5. The patient simulator of claim 4, wherein the control unit is further configured to control a strength of an arterial pulse of the patient simulator based on the amount of pressure applied to the wound assembly as detected by the force sensor.

6. The patient simulator of claim 3, wherein the control unit is configured to control the amount of simulated blood flow by:

slowing the simulated blood flow if the force sensor detects the amount of pressure applied satisfies a first threshold; and

stopping the simulated blood flow if the force sensor detects the amount of pressure applied satisfies a second threshold greater than the first threshold.

7. The patient simulator of claim 1, wherein the control unit is configured to control the amount of simulated blood flow based on the application of packing material into the central cavity.

8. The patient simulator of claim 7, wherein the wound assembly includes a pressure sensor configured to monitor the application of packing material into the central cavity, wherein the control unit is in communication with the pressure sensor.

9. The patient simulator of claim 8, wherein the control unit is configured to slow and/or stop the simulated blood flow based on a pressure sensed by the pressure sensor.

10. The patient simulator of claim 8, wherein the control unit is configured to control the amount of simulated blood flow by:

slowing the simulated blood flow if the pressure sensor senses a pressure satisfying a first threshold; and

stopping the simulated blood flow if the pressure sensor detects a pressure satisfying a second threshold greater than the first threshold.
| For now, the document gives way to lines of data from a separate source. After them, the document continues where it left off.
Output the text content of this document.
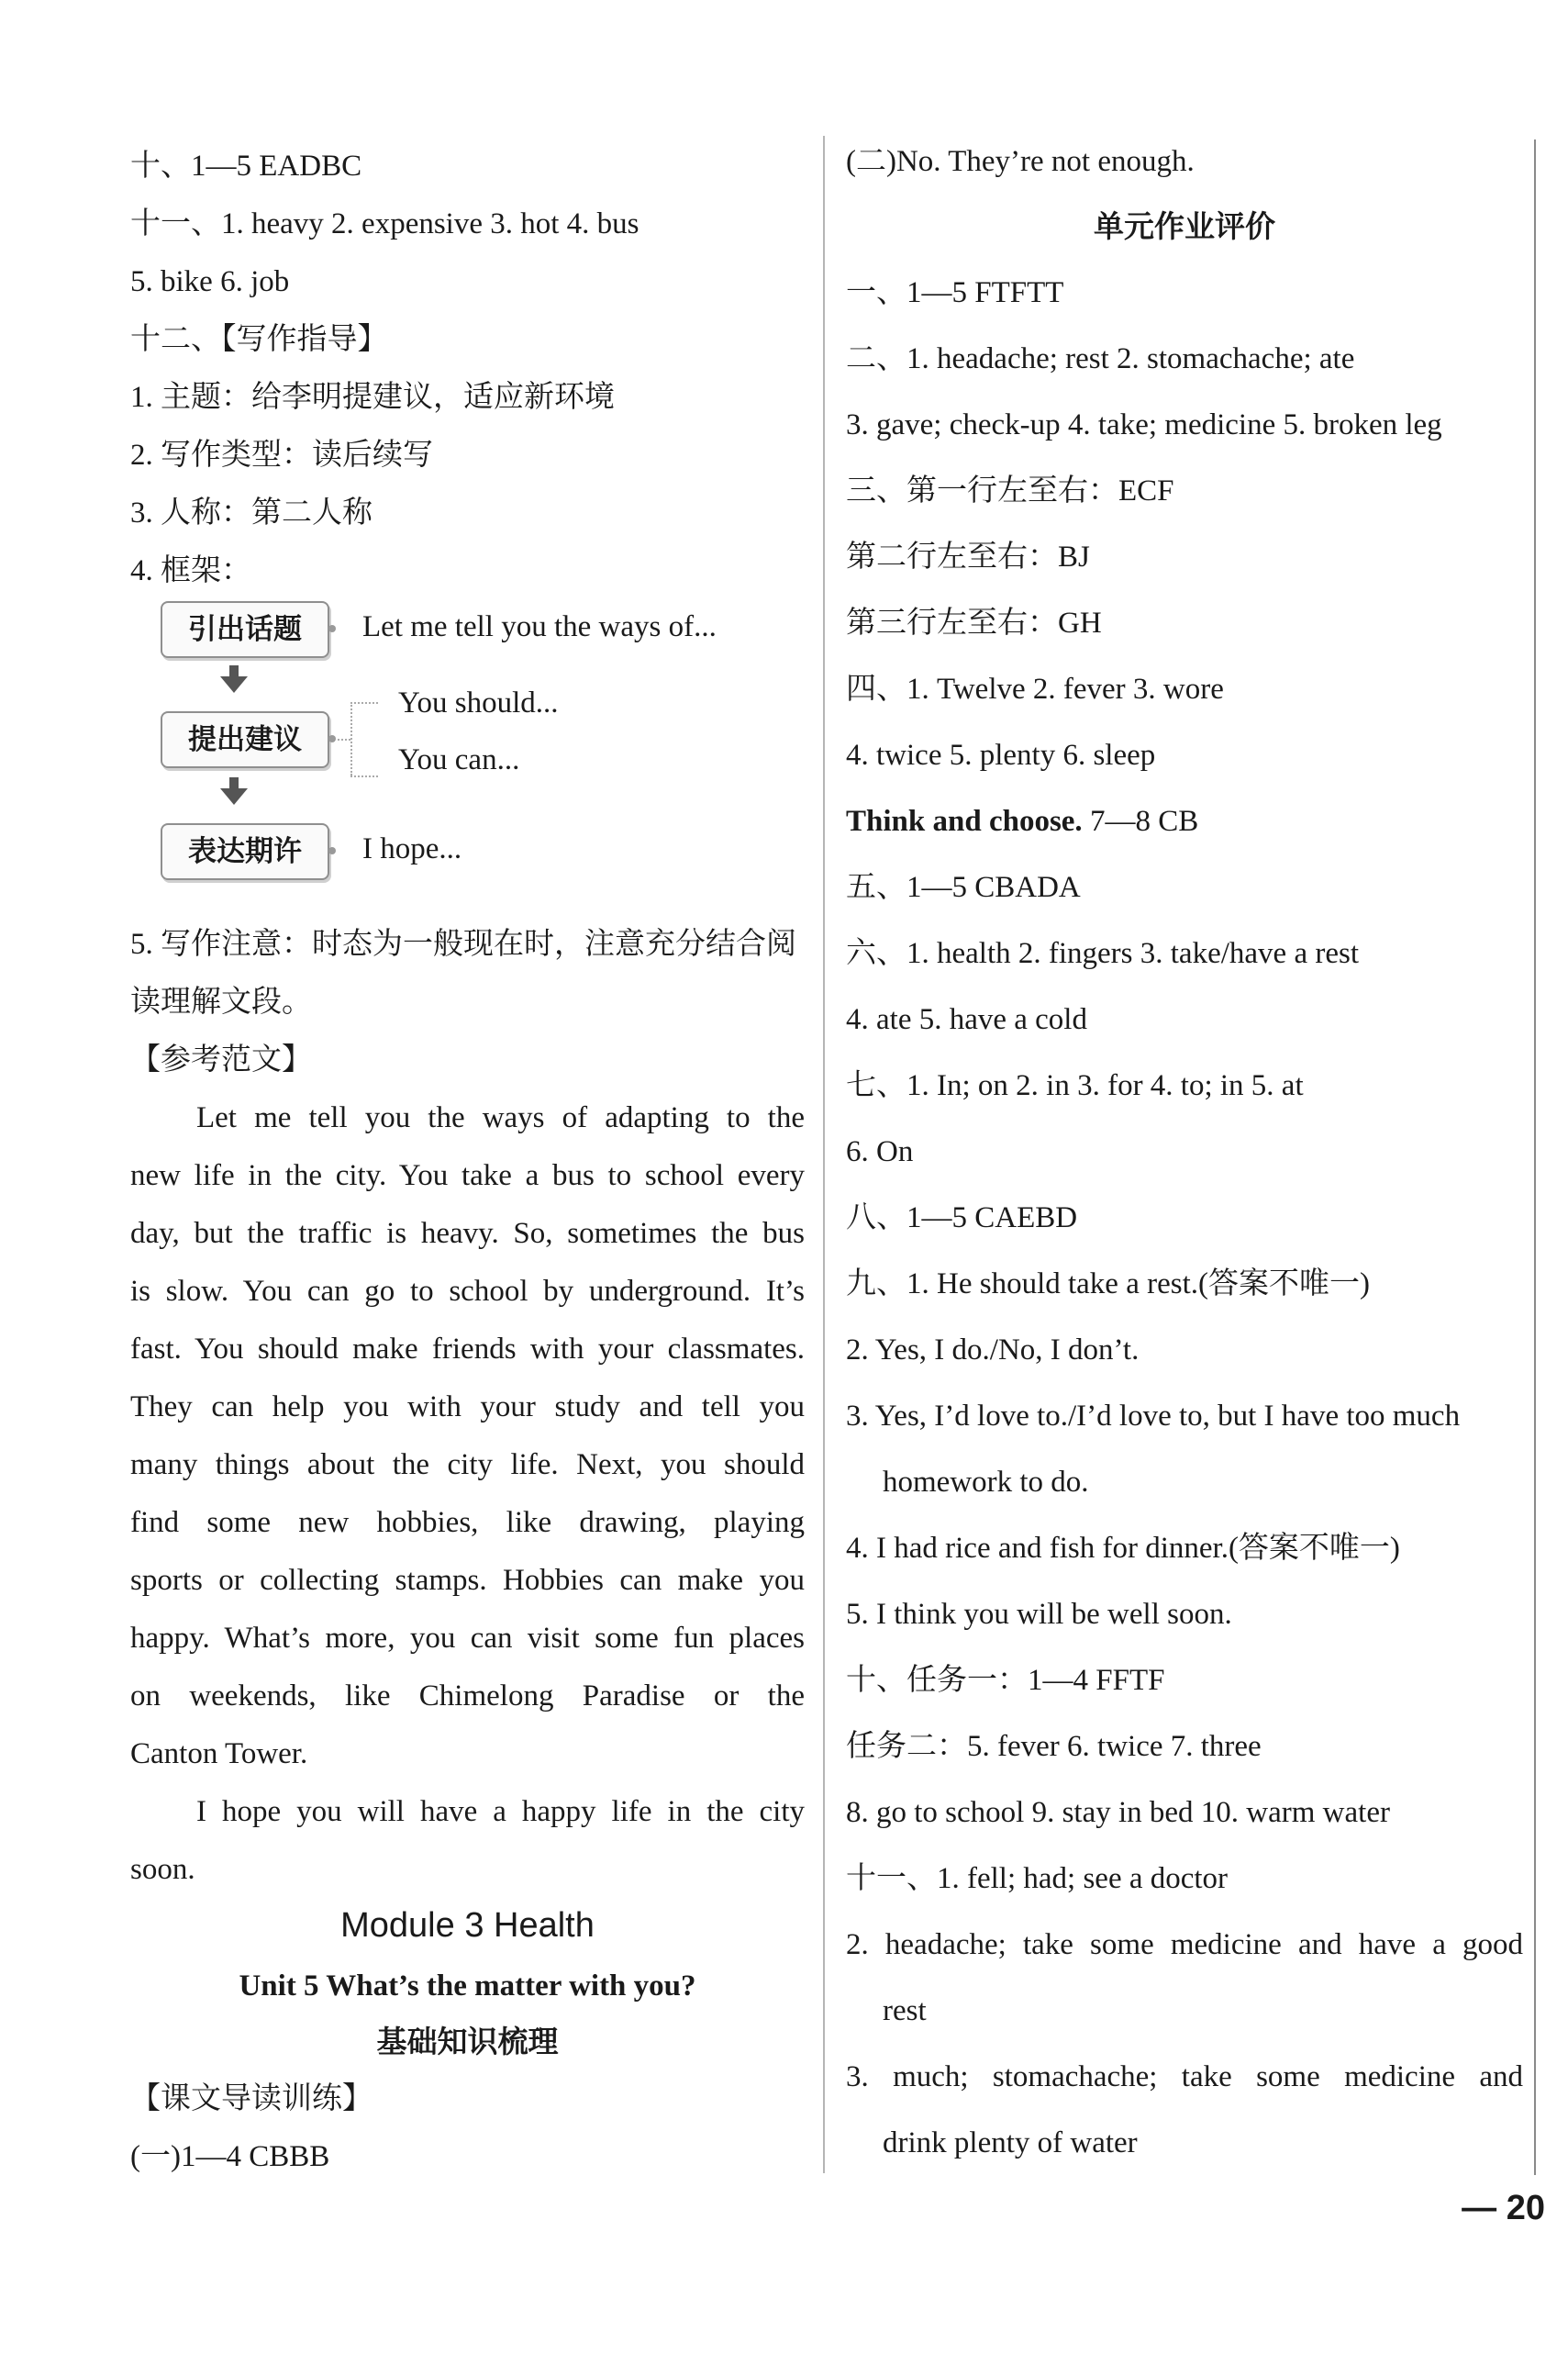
十、1—5 EADBC
十一、1. heavy 2. expensive 3. hot 4. bus
5. bike 6. job
十二、【写作指导】
1. 主题：给李明提建议，适应新环境
2. 写作类型：读后续写
3. 人称：第二人称
4. 框架：
引出话题	Let me tell you the ways of...
提出建议
You should...
You can...
表达期许	I hope...
5. 写作注意：时态为一般现在时，注意充分结合阅
读理解文段。
【参考范文】
Let me tell you the ways of adapting to the
new life in the city. You take a bus to school every
day, but the traffic is heavy. So, sometimes the bus
is slow. You can go to school by underground. It’s
fast. You should make friends with your classmates.
They can help you with your study and tell you
many things about the city life. Next, you should
find some new hobbies, like drawing, playing
sports or collecting stamps. Hobbies can make you
happy. What’s more, you can visit some fun places
on weekends, like Chimelong Paradise or the
Canton Tower.
I hope you will have a happy life in the city
soon.
Module 3 Health
Unit 5 What’s the matter with you?
基础知识梳理
【课文导读训练】
(一)1—4 CBBB
(二)No. They’re not enough.
单元作业评价
一、1—5 FTFTT
二、1. headache; rest 2. stomachache; ate
3. gave; check-up 4. take; medicine 5. broken leg
三、第一行左至右：ECF
第二行左至右：BJ
第三行左至右：GH
四、1. Twelve 2. fever 3. wore
4. twice 5. plenty 6. sleep
Think and choose. 7—8 CB
五、1—5 CBADA
六、1. health 2. fingers 3. take/have a rest
4. ate 5. have a cold
七、1. In; on 2. in 3. for 4. to; in 5. at
6. On
八、1—5 CAEBD
九、1. He should take a rest.(答案不唯一)
2. Yes, I do./No, I don’t.
3. Yes, I’d love to./I’d love to, but I have too much
homework to do.
4. I had rice and fish for dinner.(答案不唯一)
5. I think you will be well soon.
十、任务一：1—4 FFTF
任务二：5. fever 6. twice 7. three
8. go to school 9. stay in bed 10. warm water
十一、1. fell; had; see a doctor
2. headache; take some medicine and have a good
rest
3. much; stomachache; take some medicine and
drink plenty of water
— 20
11. The patient simulator of claim 1, wherein the control unit is configured to control the amount of simulated blood flow based on both the application of packing material into the central cavity and the application of pressure to the wound assembly.
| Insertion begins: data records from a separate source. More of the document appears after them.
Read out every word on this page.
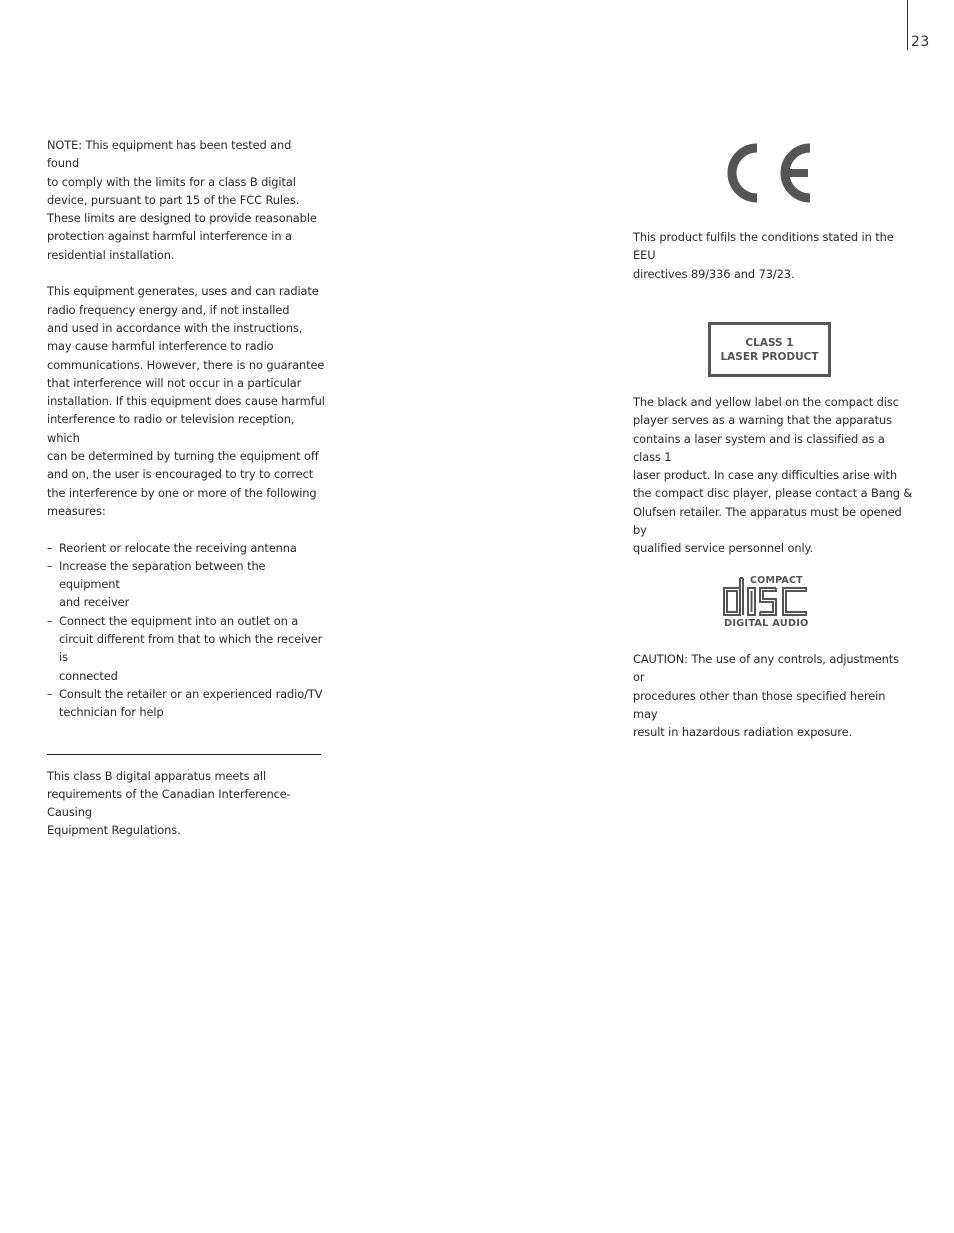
23

NOTE: This equipment has been tested and found
to comply with the limits for a class B digital
device, pursuant to part 15 of the FCC Rules.
These limits are designed to provide reasonable
protection against harmful interference in a
residential installation.

This equipment generates, uses and can radiate
radio frequency energy and, if not installed
and used in accordance with the instructions,
may cause harmful interference to radio
communications. However, there is no guarantee
that interference will not occur in a particular
installation. If this equipment does cause harmful
interference to radio or television reception, which
can be determined by turning the equipment off
and on, the user is encouraged to try to correct
the interference by one or more of the following
measures:

– Reorient or relocate the receiving antenna
– Increase the separation between the equipment
and receiver
– Connect the equipment into an outlet on a
circuit different from that to which the receiver is
connected
– Consult the retailer or an experienced radio/TV
technician for help

This class B digital apparatus meets all
requirements of the Canadian Interference-Causing
Equipment Regulations.

This product fulfils the conditions stated in the EEU
directives 89/336 and 73/23.

CLASS 1
LASER PRODUCT

The black and yellow label on the compact disc
player serves as a warning that the apparatus
contains a laser system and is classified as a class 1
laser product. In case any difficulties arise with
the compact disc player, please contact a Bang &
Olufsen retailer. The apparatus must be opened by
qualified service personnel only.

COMPACT
DIGITAL AUDIO

CAUTION: The use of any controls, adjustments or
procedures other than those specified herein may
result in hazardous radiation exposure.
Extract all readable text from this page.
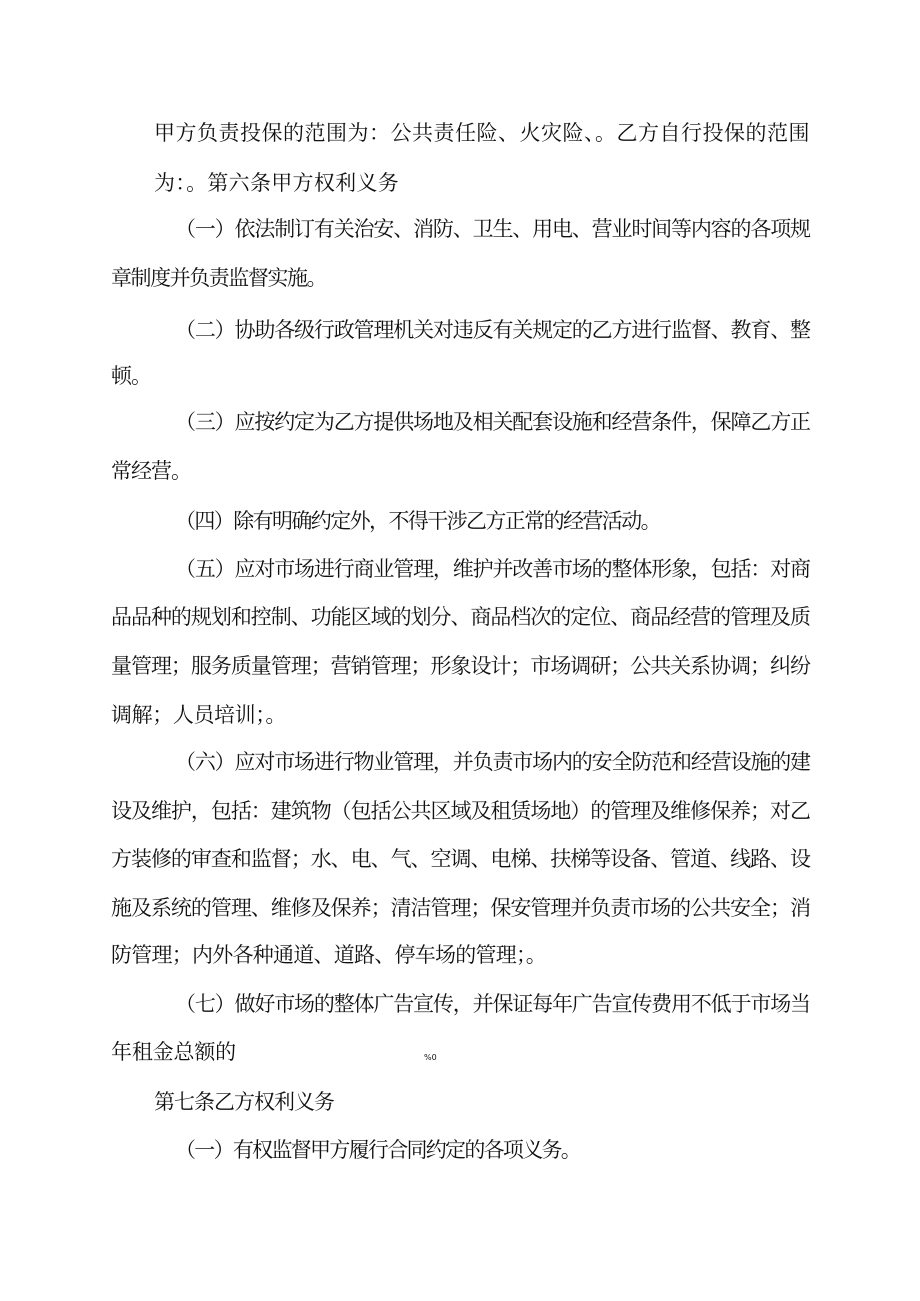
甲方负责投保的范围为：公共责任险、火灾险、。乙方自行投保的范围
为：。第六条甲方权利义务
（一）依法制订有关治安、消防、卫生、用电、营业时间等内容的各项规
章制度并负责监督实施。
（二）协助各级行政管理机关对违反有关规定的乙方进行监督、教育、整
顿。
（三）应按约定为乙方提供场地及相关配套设施和经营条件，保障乙方正
常经营。
（四）除有明确约定外，不得干涉乙方正常的经营活动。
（五）应对市场进行商业管理，维护并改善市场的整体形象，包括：对商
品品种的规划和控制、功能区域的划分、商品档次的定位、商品经营的管理及质
量管理；服务质量管理；营销管理；形象设计；市场调研；公共关系协调；纠纷
调解；人员培训；。
（六）应对市场进行物业管理，并负责市场内的安全防范和经营设施的建
设及维护，包括：建筑物（包括公共区域及租赁场地）的管理及维修保养；对乙
方装修的审查和监督；水、电、气、空调、电梯、扶梯等设备、管道、线路、设
施及系统的管理、维修及保养；清洁管理；保安管理并负责市场的公共安全；消
防管理；内外各种通道、道路、停车场的管理；。
（七）做好市场的整体广告宣传，并保证每年广告宣传费用不低于市场当
年租金总额的	%0
第七条乙方权利义务
（一）有权监督甲方履行合同约定的各项义务。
12. The patient simulator of claim 11, wherein the wound assembly includes:

a force sensor configured to monitor the amount of pressure applied to the wound assembly; and

a pressure sensor configured to monitor the application of packing material into the central cavity;

wherein the control unit is in communication with the force sensor and the pressure sensor.
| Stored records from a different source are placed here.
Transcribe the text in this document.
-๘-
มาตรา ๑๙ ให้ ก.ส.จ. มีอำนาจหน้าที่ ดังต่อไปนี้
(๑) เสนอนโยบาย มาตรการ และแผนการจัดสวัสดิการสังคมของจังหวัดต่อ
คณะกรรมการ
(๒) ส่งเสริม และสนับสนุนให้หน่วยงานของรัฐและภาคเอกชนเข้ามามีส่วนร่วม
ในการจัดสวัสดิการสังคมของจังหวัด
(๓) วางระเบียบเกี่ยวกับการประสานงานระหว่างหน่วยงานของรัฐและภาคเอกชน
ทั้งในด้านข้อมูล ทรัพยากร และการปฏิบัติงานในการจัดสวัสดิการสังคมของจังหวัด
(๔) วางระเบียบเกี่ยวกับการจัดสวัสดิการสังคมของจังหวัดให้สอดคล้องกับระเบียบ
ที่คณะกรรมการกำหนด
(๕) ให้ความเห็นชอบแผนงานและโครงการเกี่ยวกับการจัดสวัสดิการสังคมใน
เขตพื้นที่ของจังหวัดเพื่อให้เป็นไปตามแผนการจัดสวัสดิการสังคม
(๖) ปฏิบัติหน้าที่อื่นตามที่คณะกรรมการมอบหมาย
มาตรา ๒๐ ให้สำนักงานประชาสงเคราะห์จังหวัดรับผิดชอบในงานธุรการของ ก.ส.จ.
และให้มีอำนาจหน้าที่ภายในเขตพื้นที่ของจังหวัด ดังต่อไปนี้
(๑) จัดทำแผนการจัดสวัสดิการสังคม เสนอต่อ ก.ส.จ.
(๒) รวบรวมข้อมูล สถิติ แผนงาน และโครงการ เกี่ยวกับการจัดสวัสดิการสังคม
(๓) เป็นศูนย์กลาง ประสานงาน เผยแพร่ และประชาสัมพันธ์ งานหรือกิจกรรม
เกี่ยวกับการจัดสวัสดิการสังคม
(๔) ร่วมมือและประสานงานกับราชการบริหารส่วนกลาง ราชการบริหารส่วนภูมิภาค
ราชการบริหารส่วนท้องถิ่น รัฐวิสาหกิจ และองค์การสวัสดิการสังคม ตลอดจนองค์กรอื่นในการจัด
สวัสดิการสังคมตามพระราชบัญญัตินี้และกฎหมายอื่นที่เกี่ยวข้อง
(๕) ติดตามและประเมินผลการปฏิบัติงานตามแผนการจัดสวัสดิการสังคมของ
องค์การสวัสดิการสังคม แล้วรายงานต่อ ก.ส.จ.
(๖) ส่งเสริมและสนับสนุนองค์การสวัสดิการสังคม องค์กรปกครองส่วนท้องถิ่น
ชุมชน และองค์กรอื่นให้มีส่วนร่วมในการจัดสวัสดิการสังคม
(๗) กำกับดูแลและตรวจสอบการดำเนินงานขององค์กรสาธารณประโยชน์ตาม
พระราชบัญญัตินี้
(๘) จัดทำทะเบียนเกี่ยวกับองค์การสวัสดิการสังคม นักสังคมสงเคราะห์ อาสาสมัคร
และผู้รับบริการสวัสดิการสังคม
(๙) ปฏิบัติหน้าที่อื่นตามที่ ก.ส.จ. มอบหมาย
13. The patient simulator of claim 12, wherein the force sensor is configured to monitor the amount of pressure applied to the wound assembly by a pelvic binder or a torso tourniquet used on the patient simulator.

14. A wound assembly for a patient simulator, the wound assembly comprising:

a multi-layered tissue structure sized and shaped for positioning within a recess of the patient simulator, the multi-layered tissue structure including a central cavity configured to be in communication with a reservoir of simulated blood; and

a control unit configured to control an amount of simulated blood flow through the wound assembly based on at least one of an application of packing material into the central cavity or application of pressure to the wound assembly.

15. The wound assembly of claim 14, wherein:

the wound assembly includes a force sensor configured to monitor the amount of pressure applied to the wound assembly; and

the control unit is configured to control the amount of simulated blood flow based on the application of pressure to the wound assembly as detected by the force sensor.

16. The wound assembly of claim 15, wherein the control unit is further configured to control a strength of an arterial pulse of the patient simulator based on the amount of pressure applied to the wound assembly as detected by the force sensor.

17. The wound assembly of claim 14, wherein:

the wound assembly includes a pressure sensor configured to monitor the application of packing material into the central cavity; and

the control unit is configured to control the amount of simulated blood flow based on a pressure sensed by the pressure sensor.

18. The wound assembly of claim 14, wherein:

the wound assembly includes a force sensor configured to monitor the amount of pressure applied to the wound assembly;

the control unit is configured to control the amount of simulated blood flow based on both the application of pressure to the wound assembly as detected by the force sensor and a pressure sensed by the pressure sensor.